His late friend Yip Harburg, who wrote the lyric, wouldn't be happy with the alteration, Seeger told an audience that included Senate Majority Leader (and folk music devotee) Harry Reid (D-Nev.). But having spent most of his life tinkering with songs for the greater good, Seeger isn't about to stop now.
Given the setting, there were some formalities. Librarian of Congress James H. Billington succinctly placed the Seeger family's profound legacy -- as musicians, scholars and social activists -- in perspective. Pete later offered a rambling and awestruck tribute to his father, Charles Seeger, a noted musicologist with numberless passions, talents, causes and personality quirks.
Unaccompanied songs with African and European roots colored Mike Seeger's opening set, swiftly evoking a time before the world, as he put it, was "guitarized." You know you're dealing with a serious folk musician when he shows up onstage toting a banjo fashioned from an old wheat strainer. In his solo set and when teaming up with Peggy, Mike used jew's harp, fiddle, pan-pipes, autoharp and guitar to similarly evocative effect.

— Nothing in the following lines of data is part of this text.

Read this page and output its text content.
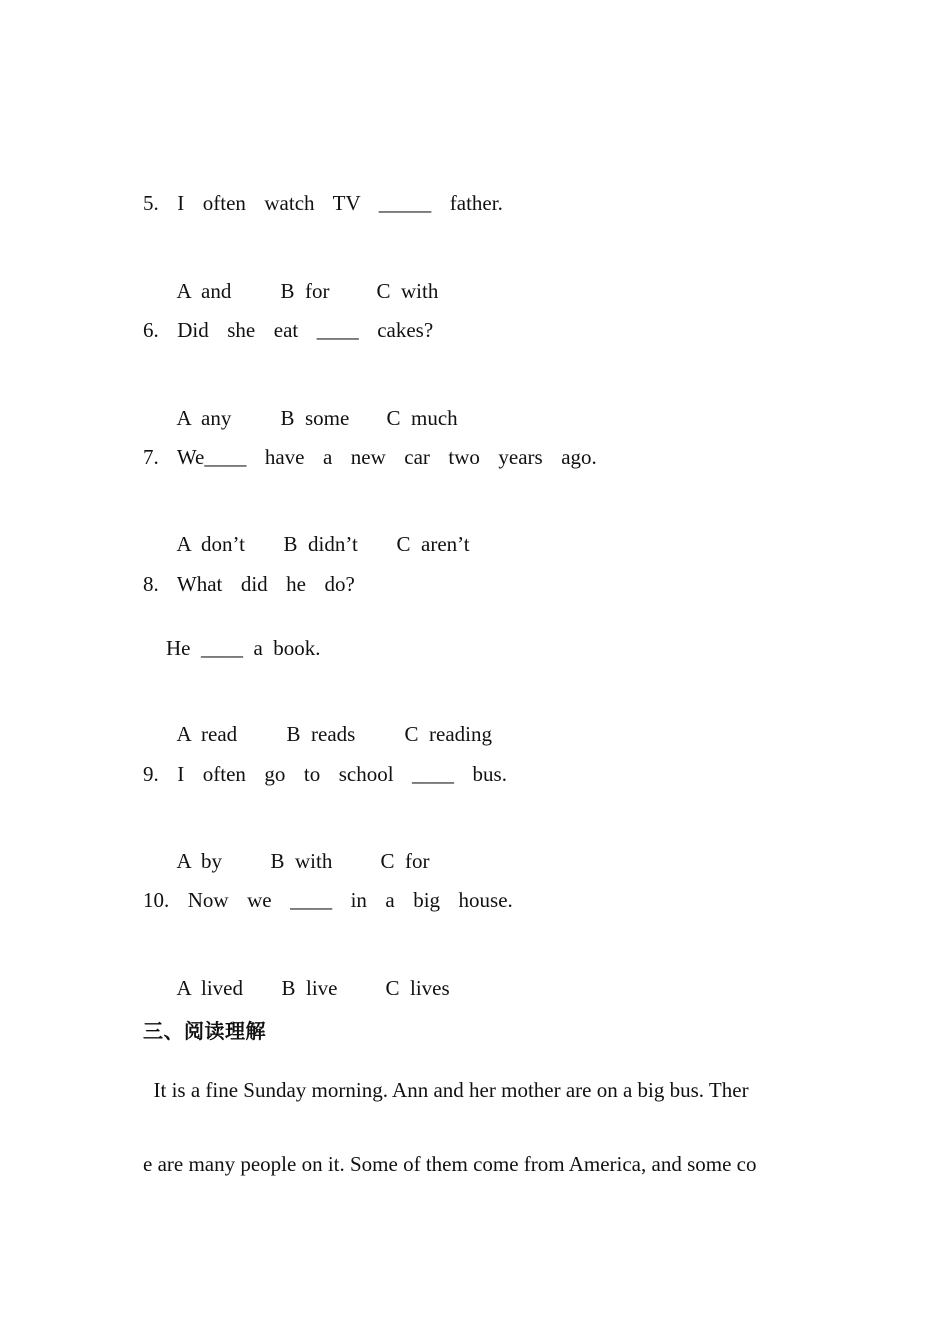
5.  I  often  watch  TV  _____  father.

A  and B  for C  with

6.  Did  she  eat  ____  cakes?

A  any B  some C  much

7.  We____  have  a  new  car  two  years  ago.

A  don’t B  didn’t C  aren’t

8.  What  did  he  do?
He  ____  a  book.

A  read B  reads C  reading

9.  I  often  go  to  school  ____  bus.

A  by B  with C  for

10.  Now  we  ____  in  a  big  house.

A  lived B  live C  lives

三、阅读理解
It is a fine Sunday morning. Ann and her mother are on a big bus. Ther
e are many people on it. Some of them come from America, and some co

Obviously enjoying the company and the occasion, Peggy punctuated her delightful performance with amusing ditties and weird newspaper clippings. She silenced the hall with her tender, heart-aching ballad "Love Call Me Home." As for Pete, he's still indefatigable after all these years. He performed alone and with various members of his family, plucking banjo and 12-string guitar, his voice wrapped in the harmonies it inspired on the self-penned "Take It From Dr. King" and other anthems.
By far the most polished and affecting vocal blend was produced by the Short Sisters, a group that includes Kate Seeger, niece of Pete, Peggy and Mike. (Keeping track of family names and ties could give Tolstoy a headache.) The ensemble's splendid harmonies more than compensated for a few microphone glitches during the concert, and like their elders, the women conveyed abiding affection for songs that possess lasting power and charm.
Not surprisingly for a Seeger tribute, the Bush administration inspired some barbs and broadsides; an audience that applauds passing mention of Progressive Party candidate Henry Wallace's run for the presidency in 1948 is a Seeger kind of crowd. War in Iraq? Blunders in Kyoto? Fish in a barrel.
Still, lest anyone go home thinking the Seegers view the political world without a keen sense of irony, Peggy returned to the stage following the evening's final standing ovation with words to ponder: "The world is divided into people who think they are right."